Reports from Heilongjiang Province suggest that China's pilot "target price" subsidy program for soybeans is accelerating the decline in the country's soybean production.
The target price subsidy pilot replaced the "temporary reserve" price support program for soybeans and cotton in 2014/15. The program allows market supply and demand to determine a market price. The government will estimate the average price for the marketing season, calculate the difference between the target and market prices and pay farmers a direct subsidy based on that difference (if the market price is less than the target).
The soybean target price of 4800 yuan per metric ton was announced in May 2014. The market price has been well below the target since last fall's harvest, but the government still has not announced the average market price that will be used to calculate the subsidy.

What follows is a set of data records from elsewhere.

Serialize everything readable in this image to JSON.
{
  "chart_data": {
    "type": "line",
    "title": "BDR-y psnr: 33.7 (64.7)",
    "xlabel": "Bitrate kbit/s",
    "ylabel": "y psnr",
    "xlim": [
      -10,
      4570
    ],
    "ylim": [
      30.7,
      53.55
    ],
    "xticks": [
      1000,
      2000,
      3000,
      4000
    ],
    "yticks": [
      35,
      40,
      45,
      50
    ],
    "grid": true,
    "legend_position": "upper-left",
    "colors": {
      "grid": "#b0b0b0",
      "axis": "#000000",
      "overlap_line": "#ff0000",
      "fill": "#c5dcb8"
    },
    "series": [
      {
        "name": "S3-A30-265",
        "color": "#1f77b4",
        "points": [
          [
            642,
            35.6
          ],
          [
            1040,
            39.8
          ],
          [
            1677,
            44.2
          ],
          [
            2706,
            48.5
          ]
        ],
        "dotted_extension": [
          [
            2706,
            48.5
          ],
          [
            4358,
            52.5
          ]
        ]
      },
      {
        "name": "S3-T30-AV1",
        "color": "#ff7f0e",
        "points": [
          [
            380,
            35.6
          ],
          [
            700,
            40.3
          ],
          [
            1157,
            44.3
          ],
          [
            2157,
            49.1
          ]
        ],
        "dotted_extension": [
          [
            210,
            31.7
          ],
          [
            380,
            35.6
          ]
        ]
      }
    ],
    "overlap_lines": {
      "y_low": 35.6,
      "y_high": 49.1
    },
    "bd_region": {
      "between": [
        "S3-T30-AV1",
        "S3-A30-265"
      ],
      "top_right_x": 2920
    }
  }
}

Farmers say they were not happy with the market price after last fall's harvest. They held on to their beans, hoping for a price rebound that never came. Instead, prices kept dropping to as low as 3200-3600 yuan per metric ton now. Farmers still have an estimated 40 percent of their soybeans unsold--normally nearly all of the beans would be sold by this time of the year.

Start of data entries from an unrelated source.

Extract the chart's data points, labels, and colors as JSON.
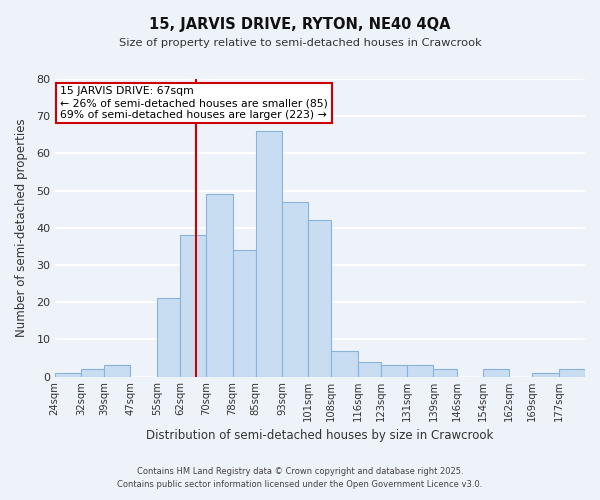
{
  "title": "15, JARVIS DRIVE, RYTON, NE40 4QA",
  "subtitle": "Size of property relative to semi-detached houses in Crawcrook",
  "xlabel": "Distribution of semi-detached houses by size in Crawcrook",
  "ylabel": "Number of semi-detached properties",
  "bin_labels": [
    "24sqm",
    "32sqm",
    "39sqm",
    "47sqm",
    "55sqm",
    "62sqm",
    "70sqm",
    "78sqm",
    "85sqm",
    "93sqm",
    "101sqm",
    "108sqm",
    "116sqm",
    "123sqm",
    "131sqm",
    "139sqm",
    "146sqm",
    "154sqm",
    "162sqm",
    "169sqm",
    "177sqm"
  ],
  "bin_edges": [
    24,
    32,
    39,
    47,
    55,
    62,
    70,
    78,
    85,
    93,
    101,
    108,
    116,
    123,
    131,
    139,
    146,
    154,
    162,
    169,
    177,
    185
  ],
  "counts": [
    1,
    2,
    3,
    0,
    21,
    38,
    49,
    34,
    66,
    47,
    42,
    7,
    4,
    3,
    3,
    2,
    0,
    2,
    0,
    1,
    2
  ],
  "bar_color": "#c9ddf2",
  "bar_edge_color": "#89b4d9",
  "property_value": 67,
  "vline_color": "#cc0000",
  "annotation_line1": "15 JARVIS DRIVE: 67sqm",
  "annotation_line2": "← 26% of semi-detached houses are smaller (85)",
  "annotation_line3": "69% of semi-detached houses are larger (223) →",
  "annotation_box_color": "#ffffff",
  "annotation_box_edge": "#cc0000",
  "ylim": [
    0,
    80
  ],
  "yticks": [
    0,
    10,
    20,
    30,
    40,
    50,
    60,
    70,
    80
  ],
  "footnote1": "Contains HM Land Registry data © Crown copyright and database right 2025.",
  "footnote2": "Contains public sector information licensed under the Open Government Licence v3.0.",
  "background_color": "#eef2f9",
  "grid_color": "#ffffff"
}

With spring planting approaching, farmers are under pressure to sell their soybeans to generate cash for purchases of seed, fertilizer, pesticide and other inputs. If farmers sell soybeans in large quantities now they will realize losses on their crop, and it may push prices down even further.
The "market price" for calculating the subsidy is the average paid during the October-March marketing season. However, soybean-selling was slow, and less than half of the beans were sold by March. With prices dropping, most farmers will sell their soybeans at a price much lower than the official "market price" calculated for October-March. The "market price" is based on prices paid by crushing factories and warehouses, not the price received at the farm gate. Thus, although many farmers are selling their beans at prices more than 1000 yuan per metric ton less than the target, the subsidy could be based on a smaller difference of 600-800 yuan per metric ton.

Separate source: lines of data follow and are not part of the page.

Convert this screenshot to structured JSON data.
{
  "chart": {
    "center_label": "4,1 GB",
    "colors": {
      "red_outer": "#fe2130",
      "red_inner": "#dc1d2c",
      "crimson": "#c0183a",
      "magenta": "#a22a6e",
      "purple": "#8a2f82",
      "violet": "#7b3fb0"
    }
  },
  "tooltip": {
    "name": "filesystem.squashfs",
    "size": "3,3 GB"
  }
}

According to news reports, farmers have no idea when they might receive a subsidy or how much it might be. The target price for the 2015 crop has not been announced either. [note: The new target price of 4800 yuan/metric ton was announced April 28, 2015, the day this post was written].
The delay in announcing the subsidy could be due to behind-the-scenes arguments over how to calculate the "market price." Central government officials could be quarreling with Heilongjiang Province and State Farm officials over soybean acreage statistics that will be used to distribute the subsidy funds. The National Statistics Bureau's estimates of acreage routinely differ from the province's statistics by a significant margin.
With spring planting time approaching, many dissatisfied farmers are planning to shift land from soybeans to corn. According to an article last week, some in the industry think that soybean area will decline 15 percent in 2015. This could mean even bigger soybean imports and an even bigger corn surplus in China after the first year of the target price pilot.